Kamu memanggilnya. Berulang kali.
Berharap iya akan kembali atau perpisahan hanya bagian dari mimpi?
Kamu serukan namanya.
Berharap ia bertahan di tempatnya.
Berbaik hati, membelitkan perban, menuang obat merah, pada hatimu yang berdarah-darah.
Tapi sia-sia. Sungguh tanpa guna.
Ia tetap pergi.
Membiarkanmu mengobati lukamu sendiri.
Tapi lihat dirimu?
Bukan menarik iba tapi mendulang murka?
Lihat sikapmu?
Bukan tercermin sabar malah memancing gusar.
Bagaimana kamu bisa begitu egois?
Tidak ingin disakiti.
Katamu, sudah bertubi-tubi.
Tapi kamu sendiri menebar duri.
Tidak ingin diganggu.
Tapi kamu sendiri melempar kerikil dan batu-batu.
Hei!
Kamu!
Tidakkah terbaca?
luka-luka yang tertera.
setiap kali ceritamu masih tentang dia.
Aku terluka.
Lalu luka itu kamu namai penindasan
Atas dasar ketakutan.
Bagaimana kamu bisa menyebutnya suara ketakutan?
Tidakkah terdengar seperti seruan kekecewaan?
Terhadapmu yang ingkar pada sebuah pernyataan.
Kemana ikhlas yang dulu kamu ucapkan?
Berhentilah bermain dengan kata-kata.
Karena tidak semua orang buta berbahasa.
Biarkan.

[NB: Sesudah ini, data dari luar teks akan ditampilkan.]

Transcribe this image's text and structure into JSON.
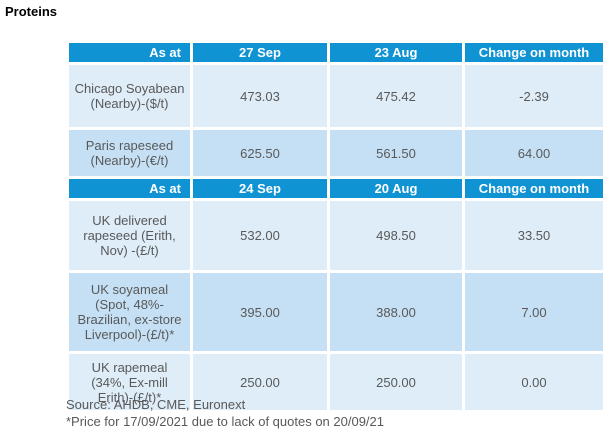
{
  "page": {
    "title": "Proteins"
  },
  "colors": {
    "header_bg": "#0F93D3",
    "header_text": "#FFFFFF",
    "row_light": "#DEEDF8",
    "row_dark": "#C5E0F4",
    "body_text": "#595959"
  },
  "table": {
    "sections": [
      {
        "header": {
          "as_at": "As at",
          "current": "27 Sep",
          "previous": "23 Aug",
          "change": "Change on month"
        },
        "rows": [
          {
            "label": "Chicago Soyabean\n(Nearby)-($/t)",
            "current": "473.03",
            "previous": "475.42",
            "change": "-2.39"
          },
          {
            "label": "Paris rapeseed\n(Nearby)-(€/t)",
            "current": "625.50",
            "previous": "561.50",
            "change": "64.00"
          }
        ]
      },
      {
        "header": {
          "as_at": "As at",
          "current": "24 Sep",
          "previous": "20 Aug",
          "change": "Change on month"
        },
        "rows": [
          {
            "label": "UK delivered\nrapeseed (Erith,\nNov) -(£/t)",
            "current": "532.00",
            "previous": "498.50",
            "change": "33.50"
          },
          {
            "label": "UK soyameal\n(Spot, 48%-\nBrazilian, ex-store\nLiverpool)-(£/t)*",
            "current": "395.00",
            "previous": "388.00",
            "change": "7.00"
          },
          {
            "label": "UK rapemeal\n(34%, Ex-mill\nErith)-(£/t)*",
            "current": "250.00",
            "previous": "250.00",
            "change": "0.00"
          }
        ]
      }
    ]
  },
  "footer": {
    "source": "Source: AHDB, CME, Euronext",
    "note": "*Price for 17/09/2021 due to lack of quotes on 20/09/21"
  }
}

Boleh abaikan yang tidak mengerti.
Tapi aku bukan bagian dari mereka yang sulit memahami.
bagaimana setiap huruf itu
setiap kata itu
setiap kalimat itu
Masih bercerita tentang orang yang sama.
tentang dia...
Dia
Dia
Dia
Orang yang seharusnya sudah kamu lupa.